The Advance announcement reflects the sector’s shift from potential to real projects - and the new challenges and opportunities that it brings. Here’s what we heard throughout the day:

Industrial integration

  • Carbon removal is finding traction inside existing industries - mining, steel, pulp and paper - that have unique feedstocks, whether it’s carbon-absorbing waste rock or concentrated CO2 streams.

  • John Naccarato, VP Strategy at Algoma Steel, described looking for technology partners that can help monetize millions of tonnes of steel slag sitting on their site.

  • A new Carbon Removal Canada report puts the stakes plainly: CDR could boost GDP by $78B annually, cut the marginal cost of net-zero in half by 2050, and keep jobs in communities.

Buy-in

  • Community engagement in CDR is still mostly about playing defence, reacting to opposition when it surfaces rather than building coalitions before it forms.

  • Innisfail (home to Deep Sky’s Alpha site) and Thetford Mines’ “Gris Au Vert” initiative offer compelling examples of what strong community engagement can unlock.
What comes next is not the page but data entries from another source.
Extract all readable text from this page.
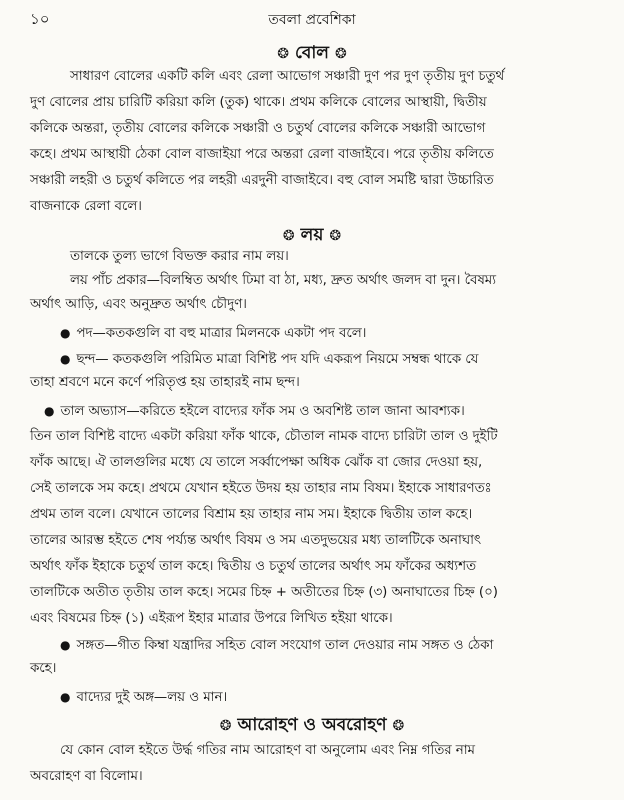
১০	তবলা প্রবেশিকা
❂ বোল ❂
সাধারণ বোলের একটি কলি এবং রেলা আভোগ সঞ্চারী দুণ পর দুণ তৃতীয় দুণ চতুর্থ
দুণ বোলের প্রায় চারিটি করিয়া কলি (তুক) থাকে। প্রথম কলিকে বোলের আস্থায়ী, দ্বিতীয়
কলিকে অন্তরা, তৃতীয় বোলের কলিকে সঞ্চারী ও চতুর্থ বোলের কলিকে সঞ্চারী আভোগ
কহে। প্রথম আস্থায়ী ঠেকা বোল বাজাইয়া পরে অন্তরা রেলা বাজাইবে। পরে তৃতীয় কলিতে
সঞ্চারী লহরী ও চতুর্থ কলিতে পর লহরী এরদুনী বাজাইবে। বহু বোল সমষ্টি দ্বারা উচ্চারিত
বাজনাকে রেলা বলে।
❂ লয় ❂
তালকে তুল্য ভাগে বিভক্ত করার নাম লয়।
লয় পাঁচ প্রকার—বিলম্বিত অর্থাৎ ঢিমা বা ঠা, মধ্য, দ্রুত অর্থাৎ জলদ বা দুন। বৈষম্য
অর্থাৎ আড়ি, এবং অনুদ্রুত অর্থাৎ চৌদুণ।
● পদ—কতকগুলি বা বহু মাত্রার মিলনকে একটা পদ বলে।
● ছন্দ— কতকগুলি পরিমিত মাত্রা বিশিষ্ট পদ যদি একরূপ নিয়মে সম্বন্ধ থাকে যে
তাহা শ্রবণে মনে কর্ণে পরিতৃপ্ত হয় তাহারই নাম ছন্দ।
● তাল অভ্যাস—করিতে হইলে বাদ্যের ফাঁক সম ও অবশিষ্ট তাল জানা আবশ্যক।
তিন তাল বিশিষ্ট বাদ্যে একটা করিয়া ফাঁক থাকে, চৌতাল নামক বাদ্যে চারিটা তাল ও দুইটি
ফাঁক আছে। ঐ তালগুলির মধ্যে যে তালে সর্ব্বাপেক্ষা অধিক ঝোঁক বা জোর দেওয়া হয়,
সেই তালকে সম কহে। প্রথমে যেখান হইতে উদয় হয় তাহার নাম বিষম। ইহাকে সাধারণতঃ
প্রথম তাল বলে। যেখানে তালের বিশ্রাম হয় তাহার নাম সম। ইহাকে দ্বিতীয় তাল কহে।
তালের আরম্ভ হইতে শেষ পর্য্যন্ত অর্থাৎ বিষম ও সম এতদুভয়ের মধ্য তালটিকে অনাঘাৎ
অর্থাৎ ফাঁক ইহাকে চতুর্থ তাল কহে। দ্বিতীয় ও চতুর্থ তালের অর্থাৎ সম ফাঁকের অধ্যশত
তালটিকে অতীত তৃতীয় তাল কহে। সমের চিহ্ন + অতীতের চিহ্ন (৩) অনাঘাতের চিহ্ন (০)
এবং বিষমের চিহ্ন (১) এইরূপ ইহার মাত্রার উপরে লিখিত হইয়া থাকে।
● সঙ্গত—গীত কিম্বা যন্ত্রাদির সহিত বোল সংযোগ তাল দেওয়ার নাম সঙ্গত ও ঠেকা
কহে।
● বাদ্যের দুই অঙ্গ—লয় ও মান।
❂ আরোহণ ও অবরোহণ ❂
যে কোন বোল হইতে উর্দ্ধ গতির নাম আরোহণ বা অনুলোম এবং নিম্ন গতির নাম
অবরোহণ বা বিলোম।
Both made strategic decisions to pull CDR projects toward them, turning local assets into leverage.

  • Indigenous consultation and partnerships need the same shift: from compliance checkbox to equity stakes and strategic advantage. Free, prior and informed consent (FPIC) obligations and Article 6 credit opportunities point in the same direction: get in early.

Owning the moment

  • The US retreat on climate creates an opening for Canada, but it’s not inevitable. Carbon 180’s Erin Burns noted that Congressional support is holding: the Republican-controlled house just passed $100M+ for carbon removal R&D and procurement.

  • Canada’s regulatory and policy certainty are becoming a competitive asset, and Clean ITCs that fund up-front construction costs make getting projects financed and off the ground easier.

  • Canada's carbon pricing infrastructure creates a compliance demand signal the US can't replicate.

What needs to happen: Carbon Removal Canada's new Removals into Revenue report lays out the sequencing.

  • Near-term: a $500M backstop for projects and buyers to crowd-in private capital without putting public dollars at risk unless projects fail.

  • Medium-term: scale procurement from $10M to at least $100M per round, creating a demand signal that moves companies from demonstration to commercialization.

  • Long-term: plug CDR into compliance markets like the industrial carbon price and Clean Fuel Regs. And build an Article 6 credit strategy (including FPIC) to unlock international credit sales.

Our takeaway: Advance's full-stack approach - purchases, investment, project finance - fills a gap that procurement alone never could. A credible co-investor or buyer like Advance can unlock new capital by giving a stamp of approval.

A year ago, Canada's CDR sector was making the case for why it should exist. Now, it’s about turning plans into projects.